Marine Tondelier : «L'écologie, elle peut pas être acceptable quand elle n'est pas juste. La manière dont les macronistes font de l'écologie, n'est pas juste. Que ce soit sur les ZFE dans certaines villes, sur le GNR, sur la taxe carbone.»
«Vous êtes agriculteur, on vous dit ''on va vous faire une fiscalité écologique''. Une fiscalité écologique normalement, c'est incitatif.(...) Là, vous jouez sur les taxes du gazole non routier. Quels options l'agriculteur a-t-il d'autre ? (…) la filière des tracteurs électriques est balbutiante. (…) Les agriculteurs sont captifs de cet impôt supplémentaire. Le symbole n'est pas acceptable.»
«Dans un deuxième temps, on leur dit ''ça va coûter 70 millions [d'euros] à la profession mais, rassurez-vous, ces 70 millions [d'euros] là, on va les réinjecter pour les agriculteurs. La FNSEA tope avec Bercy.»
«Dans le détail, la FNSEA revient vers ses troupes et explique quelle compensation elle a obtenu. Vous avez des droits de succession quand vous vendez votre ferme. Jusque maintenant, ils étaient exonérés jusqu'à 350.000 euros, la FNSEA avait négocié que ce serait exonéré jusqu'à 450.000 euros. Mais qui vend une ferme 450.000 euros ? C'est pas les plus petits ! Donc tout le monde payait le gazole plus cher mais les compensations étaient pour les plus riches ! Ce n'était pas acceptable, ils se sont fait jeter par leur base.»
«Le principal problème dans les [énergies] fossiles en France, ce n'est pas le GNR des tracteurs. Qu'il faille développer une filière électrique des tracteurs, évidemment. Mais piéger les gens sans leur donner d'alternative, ce n'est pas acceptable.»

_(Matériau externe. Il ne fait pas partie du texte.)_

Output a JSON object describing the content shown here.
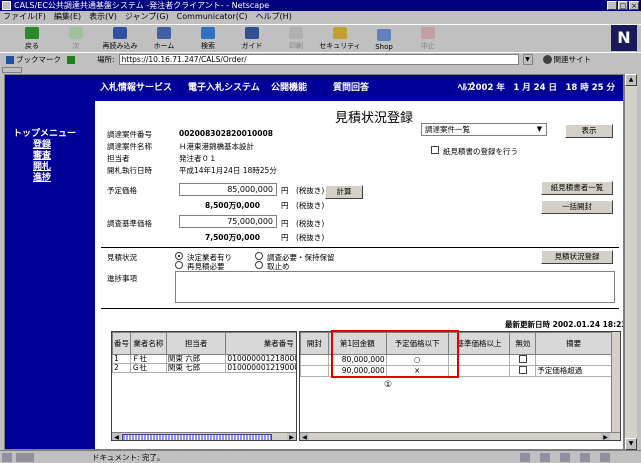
{
  "window": {
    "title": "CALS/EC公共調達共通基盤システム -発注者クライアント- - Netscape",
    "controls": [
      "_",
      "□",
      "×"
    ]
  },
  "menu": [
    "ファイル(F)",
    "編集(E)",
    "表示(V)",
    "ジャンプ(G)",
    "Communicator(C)",
    "ヘルプ(H)"
  ],
  "toolbar": [
    {
      "label": "戻る",
      "icon": "back-arrow-icon",
      "enabled": true
    },
    {
      "label": "次",
      "icon": "forward-arrow-icon",
      "enabled": false
    },
    {
      "label": "再読み込み",
      "icon": "reload-icon",
      "enabled": true
    },
    {
      "label": "ホーム",
      "icon": "home-icon",
      "enabled": true
    },
    {
      "label": "検索",
      "icon": "search-icon",
      "enabled": true
    },
    {
      "label": "ガイド",
      "icon": "guide-icon",
      "enabled": true
    },
    {
      "label": "印刷",
      "icon": "print-icon",
      "enabled": false
    },
    {
      "label": "セキュリティ",
      "icon": "security-lock-icon",
      "enabled": true
    },
    {
      "label": "Shop",
      "icon": "shop-icon",
      "enabled": true
    },
    {
      "label": "中止",
      "icon": "stop-icon",
      "enabled": false
    }
  ],
  "brand_logo": "N",
  "location": {
    "bookmark_label": "ブックマーク",
    "location_label": "場所:",
    "url": "https://10.16.71.247/CALS/Order/",
    "related_label": "関連サイト"
  },
  "nav": {
    "items": [
      "入札情報サービス",
      "電子入札システム",
      "公開機能",
      "質問回答"
    ],
    "help": "ﾍﾙﾌﾟ",
    "date": "2002 年　1 月 24 日　18 時 25 分"
  },
  "sidebar": {
    "title": "トップメニュー",
    "items": [
      "登録",
      "審査",
      "開札",
      "進捗"
    ]
  },
  "page": {
    "title": "見積状況登録",
    "fields": [
      {
        "label": "調達案件番号",
        "value": "002008302820010008"
      },
      {
        "label": "調達案件名称",
        "value": "Ｈ港東港錦橋基本設計"
      },
      {
        "label": "担当者",
        "value": "発注者０１"
      },
      {
        "label": "開札執行日時",
        "value": "平成14年1月24日 18時25分"
      }
    ],
    "yotei_label": "予定価格",
    "yotei_value": "85,000,000",
    "yotei_unit": "円　(税抜き)",
    "yotei_man": "8,500万0,000",
    "yotei_man_unit": "円　(税抜き)",
    "kijun_label": "調査基準価格",
    "kijun_value": "75,000,000",
    "kijun_unit": "円　(税抜き)",
    "kijun_man": "7,500万0,000",
    "kijun_man_unit": "円　(税抜き)",
    "calc_button": "計算",
    "select_value": "調達案件一覧",
    "display_button": "表示",
    "checkbox_label": "紙見積書の登録を行う",
    "paper_list_button": "紙見積書者一覧",
    "bulk_button": "一括開封",
    "status_label": "見積状況",
    "radios": [
      {
        "label": "決定業者有り",
        "checked": true
      },
      {
        "label": "調査必要・保持保留",
        "checked": false
      },
      {
        "label": "再見積必要",
        "checked": false
      },
      {
        "label": "取止め",
        "checked": false
      }
    ],
    "register_button": "見積状況登録",
    "notes_label": "進捗事項",
    "last_updated": "最新更新日時 2002.01.24 18:23"
  },
  "left_table": {
    "headers": [
      "番号",
      "業者名称",
      "担当者",
      "業者番号"
    ],
    "rows": [
      [
        "1",
        "Ｆ社",
        "関東 六郎",
        "0100000012180001"
      ],
      [
        "2",
        "Ｇ社",
        "関東 七郎",
        "0100000012190001"
      ]
    ]
  },
  "right_table": {
    "headers": [
      "開封",
      "第1回金額",
      "予定価格以下",
      "基準価格以上",
      "無効",
      "摘要"
    ],
    "rows": [
      [
        "",
        "80,000,000",
        "○",
        "",
        "",
        ""
      ],
      [
        "",
        "90,000,000",
        "×",
        "",
        "",
        "予定価格超過"
      ]
    ]
  },
  "annotation": "①",
  "status_bar": "ドキュメント: 完了。",
  "colors": {
    "nav_bg": "#000099",
    "highlight": "#e00000",
    "titlebar": "#000080"
  }
}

«On les expose les agents de l'OFB à des violences»
La complexité des normes est pourtant dénoncée sur les barrages ?
Marine Tondelier : «Pour ce qui est de [l'Office français de la biodiversité], je veux faire un petit message de soutiens aux salariés de l'OFB parce que je trouve qu'ils deviennent les victimes expiatoires de toute cette affair.»
«Les agents de l'OFB, outre que je pense qu'ils font ce métier-là par conviction, c'est pas eux qui décident de leur propre chef le matin d'aller contrôler telle ferme pour faire appliquer telle norme que je rappelle ils n'ont pas écrite. Leur travail, c'est de répondre à des consignes et de vérifier l'application de normes.»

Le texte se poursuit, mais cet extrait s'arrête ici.